"As we move farther and farther away from the Tea Party origins, that were ostensibly around debt and bail-outs, social issues like Islamophobia are replacing that anger, that vigour. The idea that there is a war between Islam and the west is becoming commonplace."Of course, as the economy improves and Americans begin to feel better, many won't grow less angry--they'll simply appoint a new cause for the anger. Paul Starobin's National Journal article on paranoia in politics in offers a fairly thorough examination of the phenomenon.
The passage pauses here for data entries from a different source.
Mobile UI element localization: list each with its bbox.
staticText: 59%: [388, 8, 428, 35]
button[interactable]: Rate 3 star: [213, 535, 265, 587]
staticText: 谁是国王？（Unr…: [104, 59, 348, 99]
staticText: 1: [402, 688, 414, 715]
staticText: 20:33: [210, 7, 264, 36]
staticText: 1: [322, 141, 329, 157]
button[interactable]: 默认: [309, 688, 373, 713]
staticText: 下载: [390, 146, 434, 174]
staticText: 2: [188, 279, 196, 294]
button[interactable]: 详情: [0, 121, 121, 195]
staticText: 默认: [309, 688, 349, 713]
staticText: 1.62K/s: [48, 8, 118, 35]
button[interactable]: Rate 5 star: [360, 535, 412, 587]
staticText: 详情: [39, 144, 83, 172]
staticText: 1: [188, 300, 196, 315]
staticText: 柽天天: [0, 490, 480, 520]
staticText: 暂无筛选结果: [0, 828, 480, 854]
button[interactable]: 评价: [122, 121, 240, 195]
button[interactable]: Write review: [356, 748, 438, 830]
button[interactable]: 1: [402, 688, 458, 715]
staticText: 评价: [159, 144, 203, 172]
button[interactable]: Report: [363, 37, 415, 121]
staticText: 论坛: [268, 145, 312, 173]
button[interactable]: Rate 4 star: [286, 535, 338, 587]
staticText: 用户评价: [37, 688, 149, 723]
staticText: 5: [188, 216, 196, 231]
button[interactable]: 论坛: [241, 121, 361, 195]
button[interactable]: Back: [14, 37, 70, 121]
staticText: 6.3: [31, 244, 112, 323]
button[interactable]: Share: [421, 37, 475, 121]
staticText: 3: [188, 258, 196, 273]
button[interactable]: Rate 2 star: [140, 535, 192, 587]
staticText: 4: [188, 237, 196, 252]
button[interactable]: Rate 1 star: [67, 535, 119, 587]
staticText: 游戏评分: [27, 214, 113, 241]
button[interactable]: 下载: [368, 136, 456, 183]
Update: In the article "Mainstreaming Hate" in Foreign Policy, Ferry Biedermann profiles Dutch politician Geert Wilders, who is famously anti-Islam. Biedermann quotes an analyst who draws a link between Wilder and the Tea Party:
[Alfred] Pijpers says that Wilders has more in common with the Tea Party activists in the United States than with any old-style European right-wing party, because he can't really be classified as either right-wing or left-wing. His party has also embraced a left-wing populist defense of the Netherlands' besieged welfare system, and he scores points with his tough stance against crime, which he often links to immigrants.Although the analyst's comparison ends at "he can't be classified as either right-wing or left-wing," the undefined cries of "I want my country back" imply an affinity to the ideas that Wilders gives voice to.